Suggestion pour un ruissellement vers le bas ET vers le haut à Trois-Rivières
Trois-Rivières pourrait prendre exemple sur certaines villes au Québec qui obligent les promoteurs à inclure dans le montage financier des gros projets-développeurs qu’ils soumettent 10 % du montant afin de prévoir des retombées pour les quartiers environnants et pour payer les infrastructures essentielles. Si Trois-Rivières avait fait ainsi, c’est 10 ou 15 M$ qui seraient venus tout de go enrichir les coffres de la Ville pour améliorer les quartiers environnants de Trois-Rivières sur St-Laurent ou pour tout autre projet structurant ou pourquoi pas une diminution de taxes! Ainsi, promoteurs et citoyens pourraient être gagnants. Ruissellement vers le haut ET vers le bas! N’ayons plus peur de demander aux mieux nantis de collaborer au bien-être des citoyens de la ville où ils veulent prospérer.
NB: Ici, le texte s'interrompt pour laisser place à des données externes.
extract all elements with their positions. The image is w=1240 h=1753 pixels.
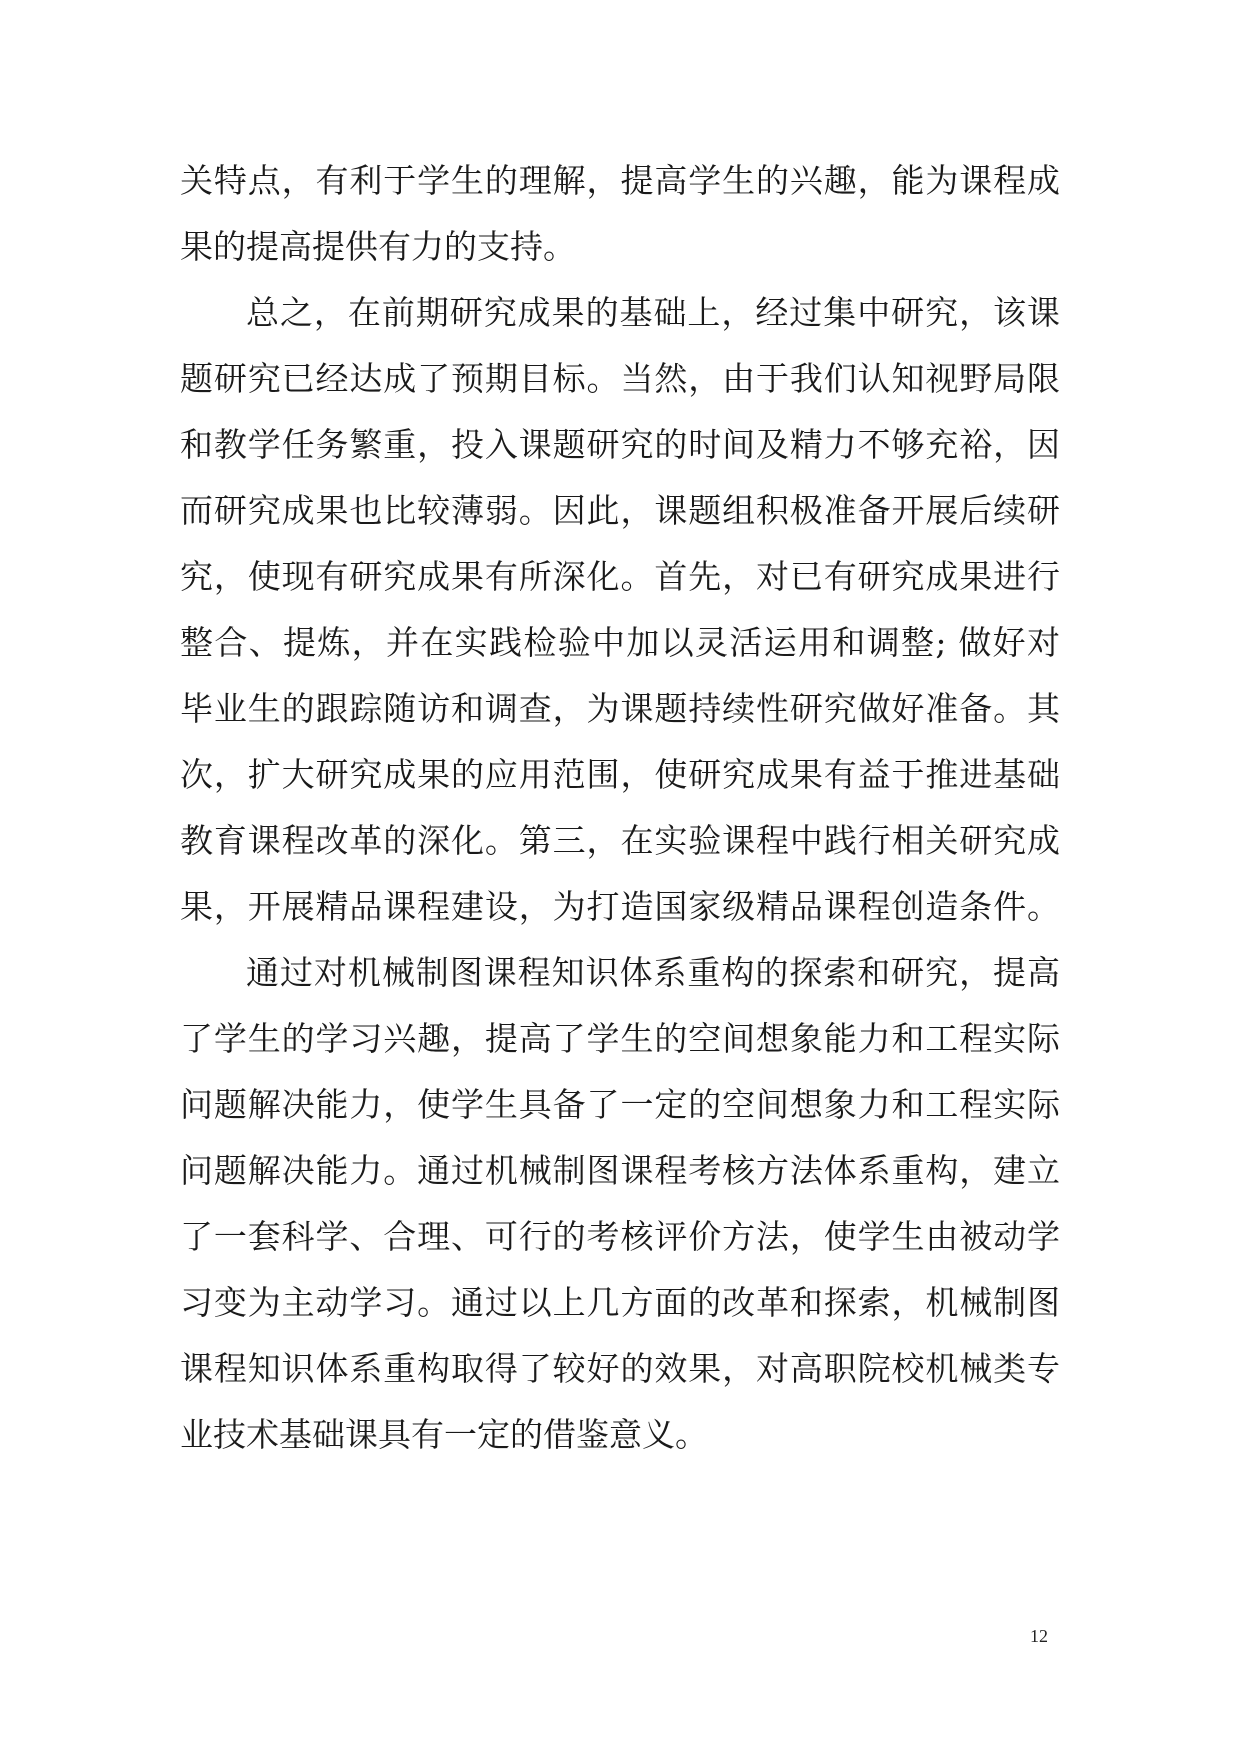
text-line: 果，开展精品课程建设，为打造国家级精品课程创造条件。 xyxy=(180,887,1060,926)
text-line: 究，使现有研究成果有所深化。首先，对已有研究成果进行 xyxy=(180,557,1060,596)
text-line: 习变为主动学习。通过以上几方面的改革和探索，机械制图 xyxy=(180,1283,1060,1322)
text-line: 了一套科学、合理、可行的考核评价方法，使学生由被动学 xyxy=(180,1217,1060,1256)
text-line: 和教学任务繁重，投入课题研究的时间及精力不够充裕，因 xyxy=(180,425,1060,464)
text-line: 题研究已经达成了预期目标。当然，由于我们认知视野局限 xyxy=(180,359,1060,398)
text-line: 整合、提炼，并在实践检验中加以灵活运用和调整; 做好对 xyxy=(180,623,1060,662)
text-line: 教育课程改革的深化。第三，在实验课程中践行相关研究成 xyxy=(180,821,1060,860)
text-line: 而研究成果也比较薄弱。因此，课题组积极准备开展后续研 xyxy=(180,491,1060,530)
text-line: 问题解决能力。通过机械制图课程考核方法体系重构，建立 xyxy=(180,1151,1060,1190)
text-line: 业技术基础课具有一定的借鉴意义。 xyxy=(180,1415,708,1454)
text-line: 关特点，有利于学生的理解，提高学生的兴趣，能为课程成 xyxy=(180,161,1060,200)
text-line: 课程知识体系重构取得了较好的效果，对高职院校机械类专 xyxy=(180,1349,1060,1388)
paragraph xyxy=(180,148,1060,280)
text-line: 总之，在前期研究成果的基础上，经过集中研究，该课 xyxy=(246,293,1060,332)
text-line: 果的提高提供有力的支持。 xyxy=(180,227,576,266)
paragraph xyxy=(180,940,1060,1468)
document-body xyxy=(180,148,1060,1468)
text-line: 问题解决能力，使学生具备了一定的空间想象力和工程实际 xyxy=(180,1085,1060,1124)
paragraph xyxy=(180,280,1060,940)
page-number: 12 xyxy=(1030,1626,1048,1646)
text-line: 通过对机械制图课程知识体系重构的探索和研究，提高 xyxy=(246,953,1060,992)
text-line: 次，扩大研究成果的应用范围，使研究成果有益于推进基础 xyxy=(180,755,1060,794)
text-line: 毕业生的跟踪随访和调查，为课题持续性研究做好准备。其 xyxy=(180,689,1060,728)
text-line: 了学生的学习兴趣，提高了学生的空间想象能力和工程实际 xyxy=(180,1019,1060,1058)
Si les règles sont claires dès le début, ils accepteront car de toute façon, leur retour sur investissement est assuré. De plus, leur apport financier est déductible des impôts et ça, c’est rentable pour eux! Non seulement leurs profits nets n’en seraient affectés, ils auront en prime le privilège de devenir de bons citoyens corporatifs. [1] Le Nouvelliste, 13 janvier 2020. Paule Vermont Desroches
Réplique d’Alain Dumas
Merci d’avoir pris le temps de prendre part au débat. Il est vrai que l’on peut déduire des pertes boursières d’années antérieures sur les gains d’une année subséquente, et diminuer par le fait même sa facture d’impôt. Mais ceci est réformable comme le sont les 170 allégements fiscaux prévus à la loi canadienne. Selon un rapport de Corporate Knights [1], le gouvernement canadien pourrait facilement récupérer 40 milliards $ en réformant seulement cinq de ces allégements fiscaux. De son côté, le Directeur parlementaire du budget fédéral évalue qu’il existe des marges de manoeuvre pour lutter contre l’évasion fiscale et l’évitement fiscal qui privent l’État de 50 milliards $ chaque année les grandes entreprises devraient être mises à contribution en haussant leur taux d’imposition. Enfin, un impôt de guerre au Covid-19 de 2 % sur les grosses fortunes (et non les revenus) pourrait rapporter au moins 60 milliards $. Ce n’est qu’une question de volonté politique.